43. A method of determining the relevance of a set of genes comprising the steps of: a) obtaining a set of expression values for a set of genes in a first sample and a second sample by measuring the level of expression in said first sample and said second sample; b) identifying a set of genes that are differentially expressed by comparing said level of expression in said first sample with said level of expression in said second sample, wherein an expression value that is increased or decreased in said first sample, as compared to said second sample is differentially expressed; c) identifying a subset of genes for use in predicting a phenotype in a subject, wherein said subset is equal to or smaller than said set, by performing multivariate Cox analysis on said expression values for said set of genes which are differentially expressed; d) obtaining a relative weight coefficient for each member of said gene set; e) multiplying the expression value of each member of said gene set by said relative weight coefficient to obtain an individual survival score for each member of said set of genes; f) calculating the sum of said individual survival scores to obtain a survival score; and g) performing survival analysis.

44. A subset set of genes comprising at least two of the genes presented in any one of the gene sets presented in Figures 3-7 and Table 3 45. A subset of genes for use in predicting a phenotype of a subject comprising at least two of the genes presented in any one of the gene sets presented in Figures 3-7 and Table 3.

46. A subset of genes comprising at least two of the genes presented in any one of the gene sets presented in Figures 3-7 and Table 3, wherein said subset of genes is generated by the method of any one of claims 1 , 17, 23 or 32.

47. A composition comprising a set of probes that hybridize to at least two of the genes presented in any one of the gene sets presented in Figures 3-7 and Table 3.

48. A subset of genes generated by the method of any one of claims 1, 17, 23 or 32.

49. A combination of gene subsets, wherein said combination comprises at least two of the subsets presented in Figures 3-7 and Table 3.

50. The combination of gene subsets of claim 46, wherein each subset of said combination comprises at least one gene of any of said subsets identified in Figures 3-7 and Table 3.

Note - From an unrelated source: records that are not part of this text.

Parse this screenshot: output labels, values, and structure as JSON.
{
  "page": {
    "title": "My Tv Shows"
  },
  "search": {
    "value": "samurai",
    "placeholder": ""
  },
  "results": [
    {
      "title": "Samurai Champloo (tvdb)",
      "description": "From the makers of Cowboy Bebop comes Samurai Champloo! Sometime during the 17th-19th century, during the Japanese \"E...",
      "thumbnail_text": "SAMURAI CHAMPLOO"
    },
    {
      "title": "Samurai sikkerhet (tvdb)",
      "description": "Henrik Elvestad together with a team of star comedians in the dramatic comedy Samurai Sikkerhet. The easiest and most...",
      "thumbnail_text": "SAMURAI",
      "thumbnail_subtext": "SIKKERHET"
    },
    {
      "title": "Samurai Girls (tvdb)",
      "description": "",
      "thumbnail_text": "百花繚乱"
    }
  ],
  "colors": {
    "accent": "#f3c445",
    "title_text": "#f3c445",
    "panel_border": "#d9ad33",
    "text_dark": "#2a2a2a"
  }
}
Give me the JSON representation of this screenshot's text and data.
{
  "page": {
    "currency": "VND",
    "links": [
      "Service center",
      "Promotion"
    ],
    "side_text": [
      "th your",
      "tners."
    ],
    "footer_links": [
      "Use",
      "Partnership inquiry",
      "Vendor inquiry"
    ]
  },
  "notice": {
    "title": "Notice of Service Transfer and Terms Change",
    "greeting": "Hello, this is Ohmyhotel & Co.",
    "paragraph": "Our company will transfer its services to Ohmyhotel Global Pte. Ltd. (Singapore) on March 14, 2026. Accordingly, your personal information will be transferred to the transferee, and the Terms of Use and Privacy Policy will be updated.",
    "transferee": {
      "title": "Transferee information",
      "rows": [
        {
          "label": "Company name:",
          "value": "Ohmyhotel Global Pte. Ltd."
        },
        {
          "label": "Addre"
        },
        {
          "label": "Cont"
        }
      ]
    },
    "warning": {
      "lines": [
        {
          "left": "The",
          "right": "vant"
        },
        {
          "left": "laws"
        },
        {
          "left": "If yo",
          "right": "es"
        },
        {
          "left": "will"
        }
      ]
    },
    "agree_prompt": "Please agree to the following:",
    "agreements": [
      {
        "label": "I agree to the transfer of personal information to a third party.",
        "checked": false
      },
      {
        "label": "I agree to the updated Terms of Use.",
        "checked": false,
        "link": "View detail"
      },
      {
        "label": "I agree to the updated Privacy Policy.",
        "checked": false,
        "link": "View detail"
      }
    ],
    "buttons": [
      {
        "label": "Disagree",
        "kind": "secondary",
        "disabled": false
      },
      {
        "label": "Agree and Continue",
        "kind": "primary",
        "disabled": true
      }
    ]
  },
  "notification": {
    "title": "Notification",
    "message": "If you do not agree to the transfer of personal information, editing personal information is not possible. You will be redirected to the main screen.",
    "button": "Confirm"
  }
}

51. A kit comprising at least two of the genes presented in any one of the gene sets or subsets presented in Figures 3-7 and Table 3. 52. A kit comprising a set of reagents for detecting the expression of at least two of the genes presented in any one of the gene sets or subsets presented in Figures 3-7 and Table 3.

53. The kit of claim 52, wherein the kit comprises a set of probes that hybridize to at least two of the genes presented in any one of the gene sets or subsets presented in Figures 3-7 and Table 3.

4. The kit of claim 52 or 53, wherein said kit predicts the phenotype of a subject.